1 Look for some rare creatures, at the Dubwath Silver Meadows nature reserve. It’s a newly opened seven hectares wetland site, once part of Bassenthwaite Lake and is now home to a range of special wetland flora and fauna. www.dubwathsilvermeadows.org.uk

2 Be quick on the draw, at the Keswick Pencil Museum. You are invited to discover the secrets behind the fascinating history of the escape artist’s pencil that RAF pilots carried with them during the war to guide them safely home. There are often artists and cartoonists running workshops.

www.Pencilmusem.co.uk

3 Sail around the lake. The Keswick launch is a water-bus service calling at seven landing stages on Derwentwater, and a great way to walk and ride. The summer timetable runs until November 10, but you can already book for the Father Christmas cruises (sherry and mince pies for the grown ups). www.Keswick-launch.co.uk

4 Climb Catbells. It is only 1481ft, (451 metres) but has an unmistakable outline and a splendid summit. The fell’s unusual name may well have come from a distortion of “Cat Bields” meaning shelter of the wild cat.

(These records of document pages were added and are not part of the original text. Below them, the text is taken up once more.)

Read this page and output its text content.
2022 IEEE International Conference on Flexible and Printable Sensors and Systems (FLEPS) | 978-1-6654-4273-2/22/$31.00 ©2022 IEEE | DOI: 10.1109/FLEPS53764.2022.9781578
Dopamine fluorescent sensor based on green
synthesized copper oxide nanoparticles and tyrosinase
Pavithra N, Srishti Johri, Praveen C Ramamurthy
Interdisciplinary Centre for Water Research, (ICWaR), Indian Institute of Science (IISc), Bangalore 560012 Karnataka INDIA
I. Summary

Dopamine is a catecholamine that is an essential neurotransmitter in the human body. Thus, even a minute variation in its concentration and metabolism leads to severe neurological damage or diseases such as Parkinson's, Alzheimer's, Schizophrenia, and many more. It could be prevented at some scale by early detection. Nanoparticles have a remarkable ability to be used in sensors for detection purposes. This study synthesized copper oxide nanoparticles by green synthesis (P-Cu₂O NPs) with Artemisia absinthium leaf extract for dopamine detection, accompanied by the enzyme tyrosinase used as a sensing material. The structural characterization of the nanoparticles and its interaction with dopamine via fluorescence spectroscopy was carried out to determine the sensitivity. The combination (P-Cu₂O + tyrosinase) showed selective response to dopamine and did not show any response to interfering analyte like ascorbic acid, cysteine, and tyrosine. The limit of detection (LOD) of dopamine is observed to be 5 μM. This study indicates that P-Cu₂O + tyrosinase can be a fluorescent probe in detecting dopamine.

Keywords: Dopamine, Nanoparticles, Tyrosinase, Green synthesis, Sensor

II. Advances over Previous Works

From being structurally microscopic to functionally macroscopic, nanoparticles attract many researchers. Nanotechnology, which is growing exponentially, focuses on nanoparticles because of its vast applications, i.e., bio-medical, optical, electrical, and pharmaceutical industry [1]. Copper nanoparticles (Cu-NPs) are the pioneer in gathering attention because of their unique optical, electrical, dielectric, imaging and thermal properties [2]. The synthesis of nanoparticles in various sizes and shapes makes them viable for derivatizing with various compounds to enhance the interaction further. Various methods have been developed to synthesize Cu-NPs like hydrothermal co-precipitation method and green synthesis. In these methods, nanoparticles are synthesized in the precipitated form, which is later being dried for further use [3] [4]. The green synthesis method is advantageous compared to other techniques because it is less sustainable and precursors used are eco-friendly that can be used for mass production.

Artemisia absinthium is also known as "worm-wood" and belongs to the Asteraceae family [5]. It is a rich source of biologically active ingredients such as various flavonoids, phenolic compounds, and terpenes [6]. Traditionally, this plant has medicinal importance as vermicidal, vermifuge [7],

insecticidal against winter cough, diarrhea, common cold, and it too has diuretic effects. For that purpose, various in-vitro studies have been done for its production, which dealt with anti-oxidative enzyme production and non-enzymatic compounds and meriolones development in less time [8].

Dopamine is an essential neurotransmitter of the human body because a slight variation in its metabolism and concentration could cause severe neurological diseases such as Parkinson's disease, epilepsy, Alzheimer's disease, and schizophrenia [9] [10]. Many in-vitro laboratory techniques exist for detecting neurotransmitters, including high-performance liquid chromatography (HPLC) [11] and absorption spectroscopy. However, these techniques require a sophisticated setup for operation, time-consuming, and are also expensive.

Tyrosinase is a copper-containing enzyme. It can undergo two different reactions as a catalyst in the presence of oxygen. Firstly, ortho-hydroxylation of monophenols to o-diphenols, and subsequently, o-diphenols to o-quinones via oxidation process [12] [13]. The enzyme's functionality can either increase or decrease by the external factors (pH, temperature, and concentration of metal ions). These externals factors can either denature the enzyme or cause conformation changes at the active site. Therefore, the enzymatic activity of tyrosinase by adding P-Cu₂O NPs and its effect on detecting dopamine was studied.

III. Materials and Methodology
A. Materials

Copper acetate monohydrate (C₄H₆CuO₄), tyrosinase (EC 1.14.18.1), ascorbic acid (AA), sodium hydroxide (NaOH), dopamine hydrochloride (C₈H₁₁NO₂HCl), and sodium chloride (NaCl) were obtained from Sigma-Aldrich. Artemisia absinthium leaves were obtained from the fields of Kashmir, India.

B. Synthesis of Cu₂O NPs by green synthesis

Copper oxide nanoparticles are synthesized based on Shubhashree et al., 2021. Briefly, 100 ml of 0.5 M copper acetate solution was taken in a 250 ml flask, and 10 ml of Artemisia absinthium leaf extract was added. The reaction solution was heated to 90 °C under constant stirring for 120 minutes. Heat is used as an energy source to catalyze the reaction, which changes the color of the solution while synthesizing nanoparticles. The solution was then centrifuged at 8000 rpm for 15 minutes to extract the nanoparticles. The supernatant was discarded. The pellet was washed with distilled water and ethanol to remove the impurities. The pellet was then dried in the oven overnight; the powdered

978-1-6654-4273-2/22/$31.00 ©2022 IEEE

5 Dine out and stay in style. The Kings Arms, with a stunning range of real ales and whiskies, has just been awarded 3 AA stars. The Conservatory at Skiddaw Hotel is the best place to watch life in Keswick go by while the Lodore Falls Hotel is the area’s newest AA Rosette restaurant. If you are a wine-lover, the Borrowdale Hotel’s general manager is a Master Sommelier and offers wine tasting for diners. The Cottage in the Wood, is one of Britain’s best B&Bs with an award-winning dining room.